Once when I was traveling to Canada with my Uncle Hunter, a 20hr trip all in one day, he began to tell me a story about John Jay Hooker. He said ” well to make a long story short” I stopped him there and said “we have a 20 hour trip. Take all the time you need. Well Uncle Hunter was a good storyteller. So for 10 hours he told the story. Left the other 10 hours for another story. Well this is a long story. Here we go.
I spent 6 months looking at every Marina around for a boat. There were some good ones but not the right one. Finally I saw an online ad for a boat in Kentucky.
She was stripped bare and been on the hard for 10 years. She needed extensive amounts of work but great bones. She was a Morgan 36′ design. Love at first sight.
We drove up to Rottering Marina in Kentucky to look at her on a Sunday. I called the owner the next day to say I wanted to meet and see her. I met a woman named Sue.
The next week I offered full asking price but was informed I had to pay quickly because of a pending bankruptcy. I decided to wait until that was settled. Six months went by. She was still available and I made the same offer. Now there was a divorce to be settled with the owner. I waited another 6 months. Finally that was settled and I bought her!
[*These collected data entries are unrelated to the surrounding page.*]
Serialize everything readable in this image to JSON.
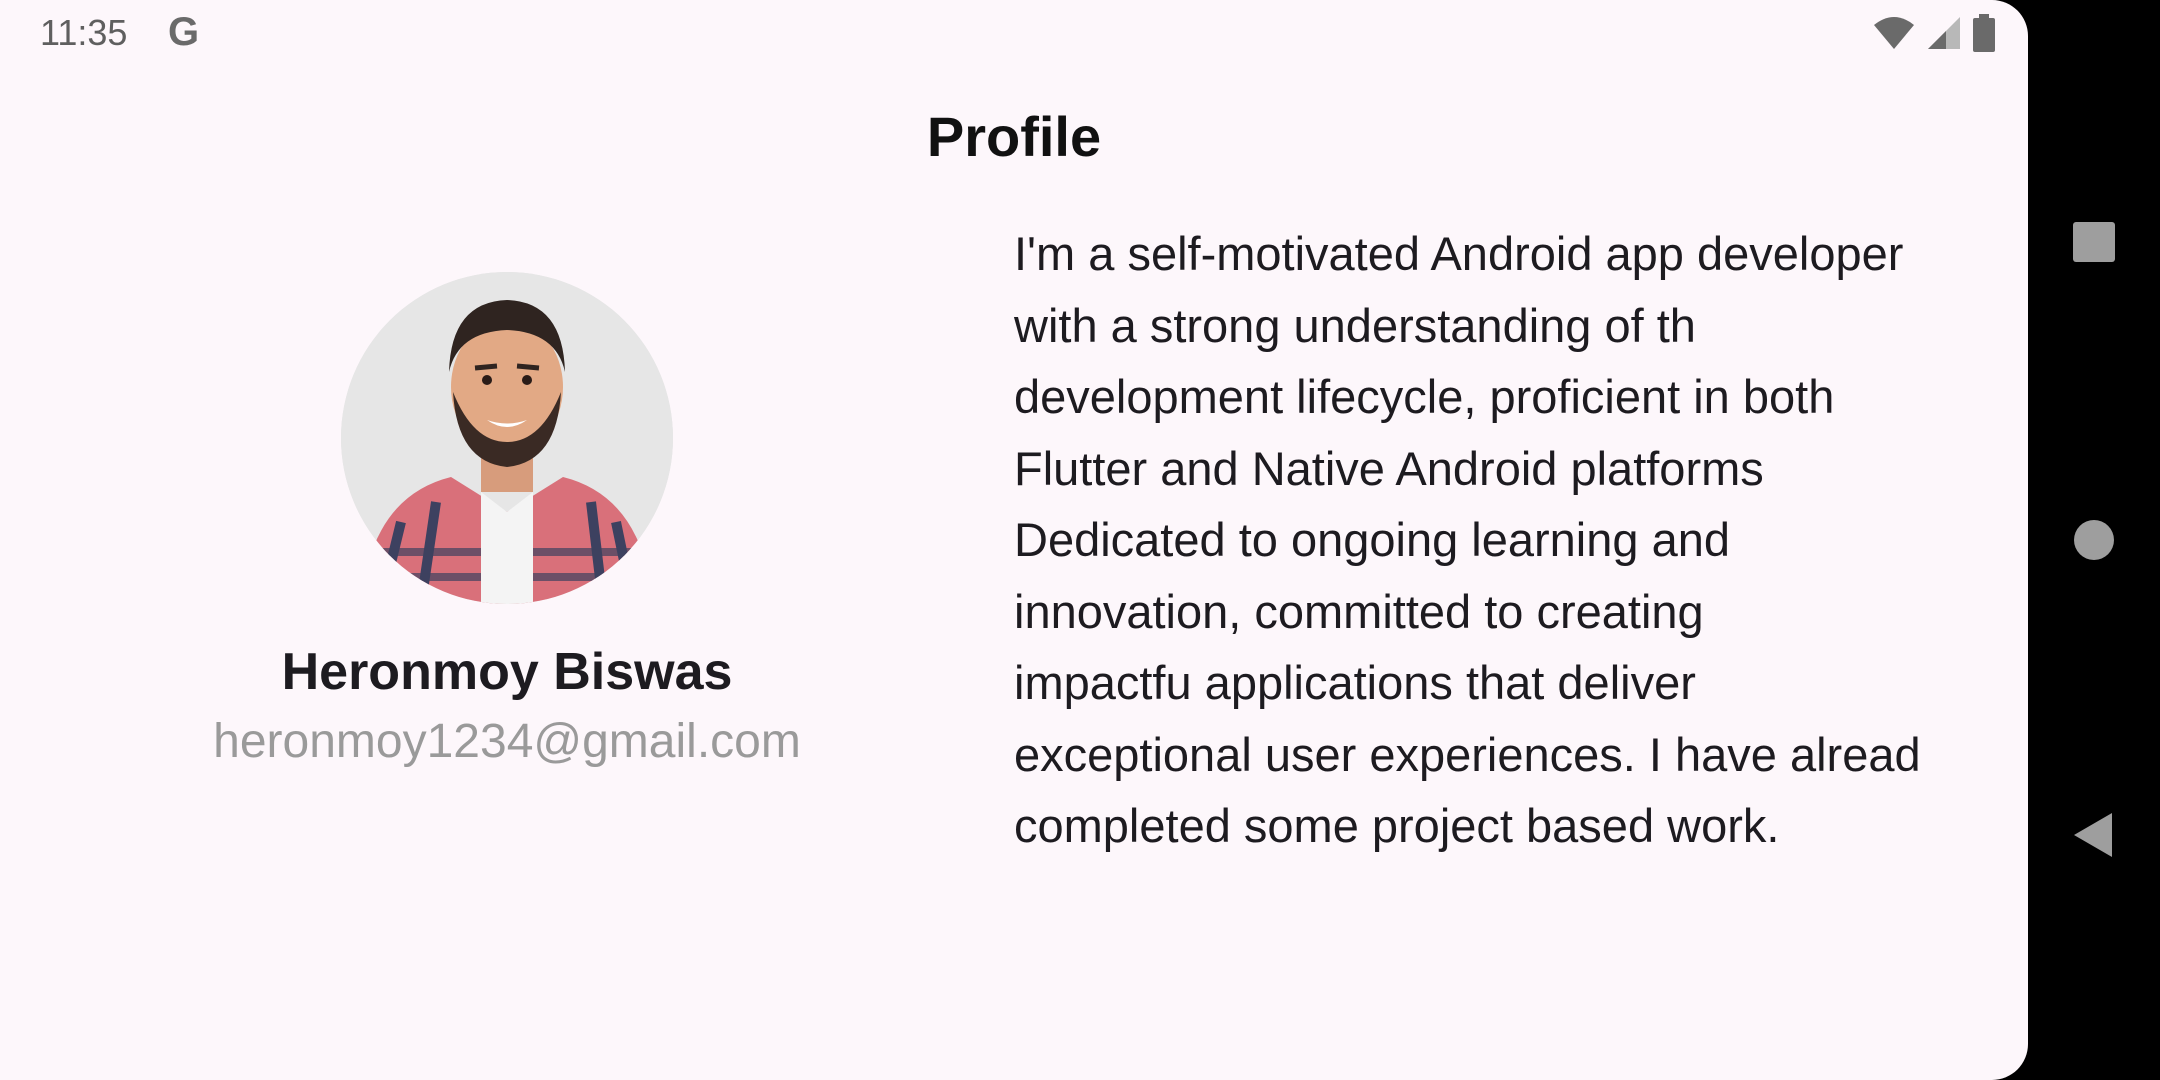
{
  "status_bar": {
    "time": "11:35",
    "google_badge": "G",
    "icons": [
      "wifi-icon",
      "signal-icon",
      "battery-icon"
    ]
  },
  "page": {
    "title": "Profile"
  },
  "profile": {
    "name": "Heronmoy Biswas",
    "email": "heronmoy1234@gmail.com",
    "avatar": "profile-photo"
  },
  "bio": {
    "text": "I'm a self-motivated Android app developer\nwith a strong understanding of th\ndevelopment lifecycle, proficient in both\nFlutter and Native Android platforms\nDedicated to ongoing learning and\ninnovation, committed to creating\nimpactfu applications that deliver\nexceptional user experiences. I have alread\ncompleted some project based work."
  },
  "navigation": {
    "buttons": [
      "recents-button",
      "home-button",
      "back-button"
    ]
  },
  "colors": {
    "background": "#fdf7fb",
    "text_primary": "#1d1b20",
    "text_secondary": "#9a9a9a",
    "nav_bar": "#000000",
    "nav_icon": "#9e9e9e"
  }
}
A long journey was to inSue.
This boat had a pedigree. She was first purchased by Morris Truman in Ft. Myers, Florida. He raced her with great success. He really loved this boat he named Remote. Sue was college roommates with his daughter and sailed her and loved her. Truman aged and donated Remote to a Wesleyan college in Kentucky where a sailing program was started. Sadly the school did not take care of her and she went up for sale. Sue bought her. Her X worked on the boat for 10 years and did needed work but never sailed her.
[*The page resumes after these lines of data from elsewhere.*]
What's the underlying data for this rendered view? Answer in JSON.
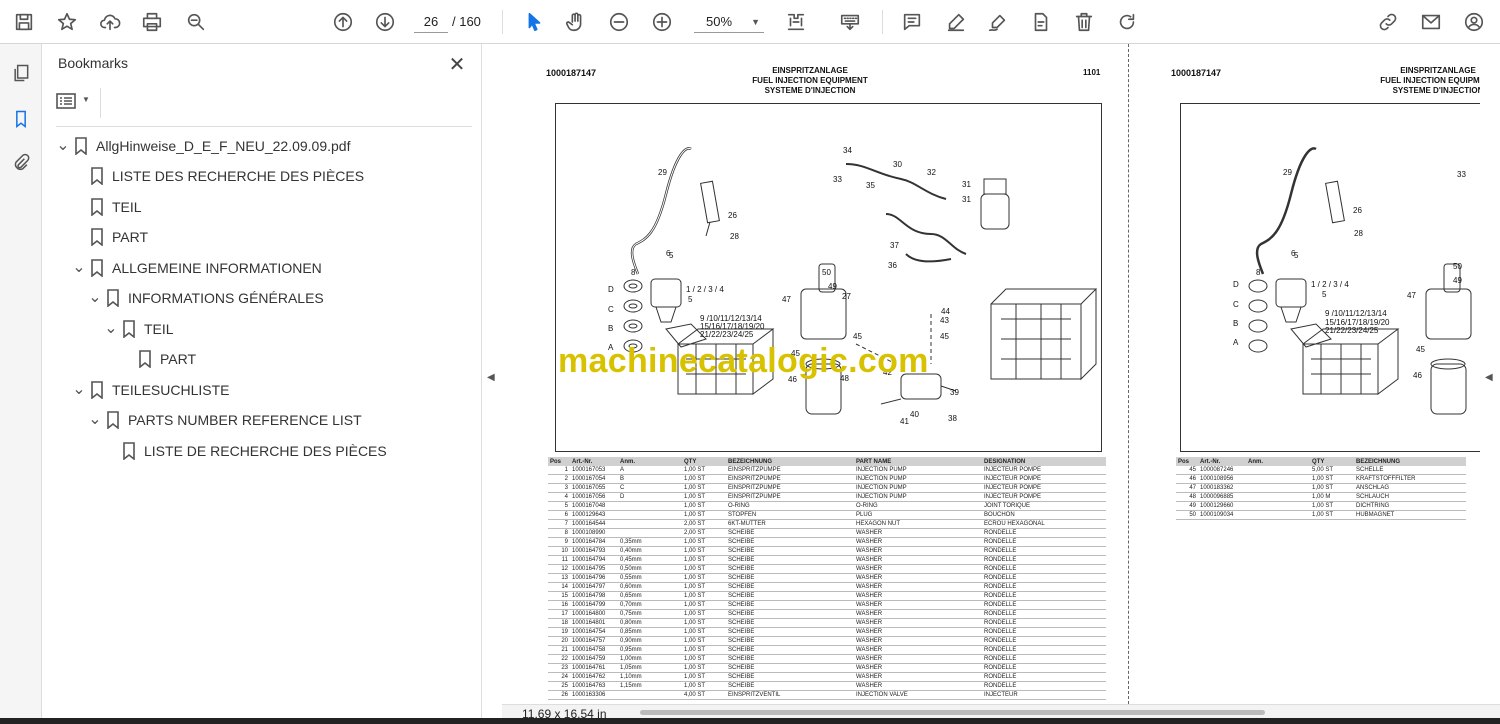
{
  "toolbar": {
    "page_current": "26",
    "page_total": "/ 160",
    "zoom": "50%",
    "icons": [
      "save-icon",
      "star-icon",
      "upload-icon",
      "print-icon",
      "zoom-search-icon",
      "page-up-icon",
      "page-down-icon",
      "select-cursor-icon",
      "hand-tool-icon",
      "zoom-out-icon",
      "zoom-in-icon",
      "fit-page-icon",
      "keyboard-icon",
      "comment-icon",
      "highlight-icon",
      "draw-icon",
      "fill-sign-icon",
      "delete-icon",
      "rotate-icon",
      "share-link-icon",
      "mail-icon",
      "account-icon"
    ]
  },
  "bookmarks_panel": {
    "title": "Bookmarks",
    "items": [
      {
        "label": "AllgHinweise_D_E_F_NEU_22.09.09.pdf",
        "level": 0,
        "expanded": true
      },
      {
        "label": "LISTE DES RECHERCHE DES PIÈCES",
        "level": 1
      },
      {
        "label": "TEIL",
        "level": 1
      },
      {
        "label": "PART",
        "level": 1
      },
      {
        "label": "ALLGEMEINE INFORMATIONEN",
        "level": 1,
        "expanded": true
      },
      {
        "label": "INFORMATIONS GÉNÉRALES",
        "level": 2,
        "expanded": true
      },
      {
        "label": "TEIL",
        "level": 3,
        "expanded": true
      },
      {
        "label": "PART",
        "level": 4
      },
      {
        "label": "TEILESUCHLISTE",
        "level": 1,
        "expanded": true
      },
      {
        "label": "PARTS NUMBER REFERENCE LIST",
        "level": 2,
        "expanded": true
      },
      {
        "label": "LISTE DE RECHERCHE DES PIÈCES",
        "level": 3
      }
    ]
  },
  "page_left": {
    "doc_number": "1000187147",
    "title_de": "EINSPRITZANLAGE",
    "title_en": "FUEL INJECTION EQUIPMENT",
    "title_fr": "SYSTEME D'INJECTION",
    "page_code": "1101",
    "callouts": [
      "29",
      "34",
      "30",
      "32",
      "31",
      "26",
      "28",
      "33",
      "35",
      "31",
      "37",
      "36",
      "5",
      "6",
      "8",
      "1 / 2 / 3 / 4",
      "5",
      "D",
      "C",
      "B",
      "A",
      "9 /10/11/12/13/14",
      "15/16/17/18/19/20",
      "21/22/23/24/25",
      "50",
      "49",
      "47",
      "27",
      "45",
      "44",
      "43",
      "45",
      "45",
      "46",
      "48",
      "42",
      "39",
      "40",
      "38",
      "41"
    ],
    "watermark": "machinecatalogic.com",
    "table_headers": [
      "Pos",
      "Art.-Nr.",
      "Anm.",
      "QTY",
      "BEZEICHNUNG",
      "PART NAME",
      "DESIGNATION"
    ],
    "rows": [
      [
        "1",
        "1000167053",
        "A",
        "1,00 ST",
        "EINSPRITZPUMPE",
        "INJECTION PUMP",
        "INJECTEUR POMPE"
      ],
      [
        "2",
        "1000167054",
        "B",
        "1,00 ST",
        "EINSPRITZPUMPE",
        "INJECTION PUMP",
        "INJECTEUR POMPE"
      ],
      [
        "3",
        "1000167055",
        "C",
        "1,00 ST",
        "EINSPRITZPUMPE",
        "INJECTION PUMP",
        "INJECTEUR POMPE"
      ],
      [
        "4",
        "1000167056",
        "D",
        "1,00 ST",
        "EINSPRITZPUMPE",
        "INJECTION PUMP",
        "INJECTEUR POMPE"
      ],
      [
        "5",
        "1000167048",
        "",
        "1,00 ST",
        "O-RING",
        "O-RING",
        "JOINT TORIQUE"
      ],
      [
        "6",
        "1000129643",
        "",
        "1,00 ST",
        "STOPFEN",
        "PLUG",
        "BOUCHON"
      ],
      [
        "7",
        "1000164544",
        "",
        "2,00 ST",
        "6KT-MUTTER",
        "HEXAGON NUT",
        "ECROU HEXAGONAL"
      ],
      [
        "8",
        "1000108990",
        "",
        "2,00 ST",
        "SCHEIBE",
        "WASHER",
        "RONDELLE"
      ],
      [
        "9",
        "1000164784",
        "0,35mm",
        "1,00 ST",
        "SCHEIBE",
        "WASHER",
        "RONDELLE"
      ],
      [
        "10",
        "1000164793",
        "0,40mm",
        "1,00 ST",
        "SCHEIBE",
        "WASHER",
        "RONDELLE"
      ],
      [
        "11",
        "1000164794",
        "0,45mm",
        "1,00 ST",
        "SCHEIBE",
        "WASHER",
        "RONDELLE"
      ],
      [
        "12",
        "1000164795",
        "0,50mm",
        "1,00 ST",
        "SCHEIBE",
        "WASHER",
        "RONDELLE"
      ],
      [
        "13",
        "1000164796",
        "0,55mm",
        "1,00 ST",
        "SCHEIBE",
        "WASHER",
        "RONDELLE"
      ],
      [
        "14",
        "1000164797",
        "0,60mm",
        "1,00 ST",
        "SCHEIBE",
        "WASHER",
        "RONDELLE"
      ],
      [
        "15",
        "1000164798",
        "0,65mm",
        "1,00 ST",
        "SCHEIBE",
        "WASHER",
        "RONDELLE"
      ],
      [
        "16",
        "1000164799",
        "0,70mm",
        "1,00 ST",
        "SCHEIBE",
        "WASHER",
        "RONDELLE"
      ],
      [
        "17",
        "1000164800",
        "0,75mm",
        "1,00 ST",
        "SCHEIBE",
        "WASHER",
        "RONDELLE"
      ],
      [
        "18",
        "1000164801",
        "0,80mm",
        "1,00 ST",
        "SCHEIBE",
        "WASHER",
        "RONDELLE"
      ],
      [
        "19",
        "1000164754",
        "0,85mm",
        "1,00 ST",
        "SCHEIBE",
        "WASHER",
        "RONDELLE"
      ],
      [
        "20",
        "1000164757",
        "0,90mm",
        "1,00 ST",
        "SCHEIBE",
        "WASHER",
        "RONDELLE"
      ],
      [
        "21",
        "1000164758",
        "0,95mm",
        "1,00 ST",
        "SCHEIBE",
        "WASHER",
        "RONDELLE"
      ],
      [
        "22",
        "1000164759",
        "1,00mm",
        "1,00 ST",
        "SCHEIBE",
        "WASHER",
        "RONDELLE"
      ],
      [
        "23",
        "1000164761",
        "1,05mm",
        "1,00 ST",
        "SCHEIBE",
        "WASHER",
        "RONDELLE"
      ],
      [
        "24",
        "1000164762",
        "1,10mm",
        "1,00 ST",
        "SCHEIBE",
        "WASHER",
        "RONDELLE"
      ],
      [
        "25",
        "1000164763",
        "1,15mm",
        "1,00 ST",
        "SCHEIBE",
        "WASHER",
        "RONDELLE"
      ],
      [
        "26",
        "1000163306",
        "",
        "4,00 ST",
        "EINSPRITZVENTIL",
        "INJECTION VALVE",
        "INJECTEUR"
      ]
    ]
  },
  "page_right": {
    "doc_number": "1000187147",
    "title_de": "EINSPRITZANLAGE",
    "title_en": "FUEL INJECTION EQUIPMENT",
    "title_fr": "SYSTEME D'INJECTION",
    "callouts": [
      "29",
      "26",
      "28",
      "5",
      "6",
      "8",
      "1 / 2 / 3 / 4",
      "5",
      "D",
      "C",
      "B",
      "A",
      "9 /10/11/12/13/14",
      "15/16/17/18/19/20",
      "21/22/23/24/25",
      "50",
      "49",
      "47",
      "45",
      "46",
      "33"
    ],
    "table_headers": [
      "Pos",
      "Art.-Nr.",
      "Anm.",
      "QTY",
      "BEZEICHNUNG"
    ],
    "rows": [
      [
        "45",
        "1000087246",
        "",
        "5,00 ST",
        "SCHELLE"
      ],
      [
        "46",
        "1000108956",
        "",
        "1,00 ST",
        "KRAFTSTOFFFILTER"
      ],
      [
        "47",
        "1000183362",
        "",
        "1,00 ST",
        "ANSCHLAG"
      ],
      [
        "48",
        "1000096885",
        "",
        "1,00 M",
        "SCHLAUCH"
      ],
      [
        "49",
        "1000129660",
        "",
        "1,00 ST",
        "DICHTRING"
      ],
      [
        "50",
        "1000109034",
        "",
        "1,00 ST",
        "HUBMAGNET"
      ]
    ]
  },
  "status": {
    "page_size": "11,69 x 16,54 in"
  }
}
As soon as the sale was finalized we started to sand the bottom and repaint her for a voyage to Harbor Island Yacht Club in Nashville where I grew up a father was Commodore in 1971.
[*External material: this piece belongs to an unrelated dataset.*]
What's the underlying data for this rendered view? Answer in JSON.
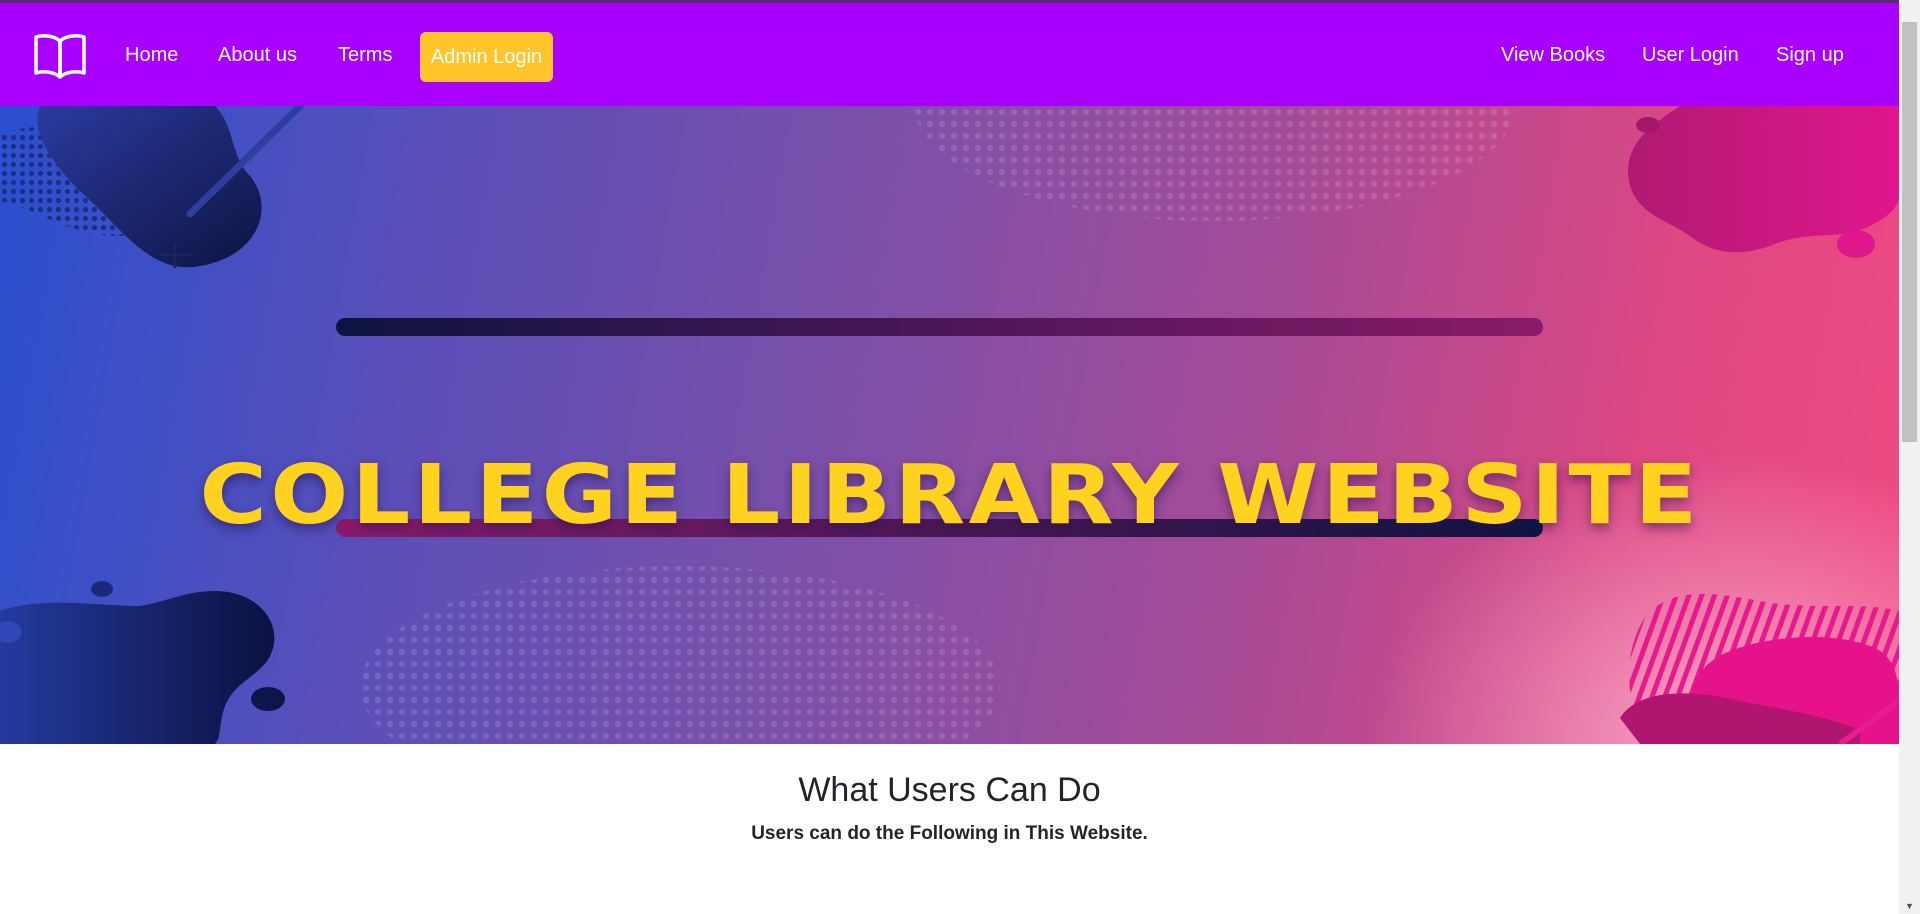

I worked on here there for three years. Putting back all the hardware and rigging and learning to race her.
I had wondered about a name change. Then I had a dream one night I was sailing her down a waterway in Canada with rocky shores and dangerous turns. We pulled into a dock with great relief when she turned into a horse a flew away. She returned and I knew her name was Shadowfax (after Lord of the Rings). I saw that same boat name several times in the next month and shortened it to Shadow.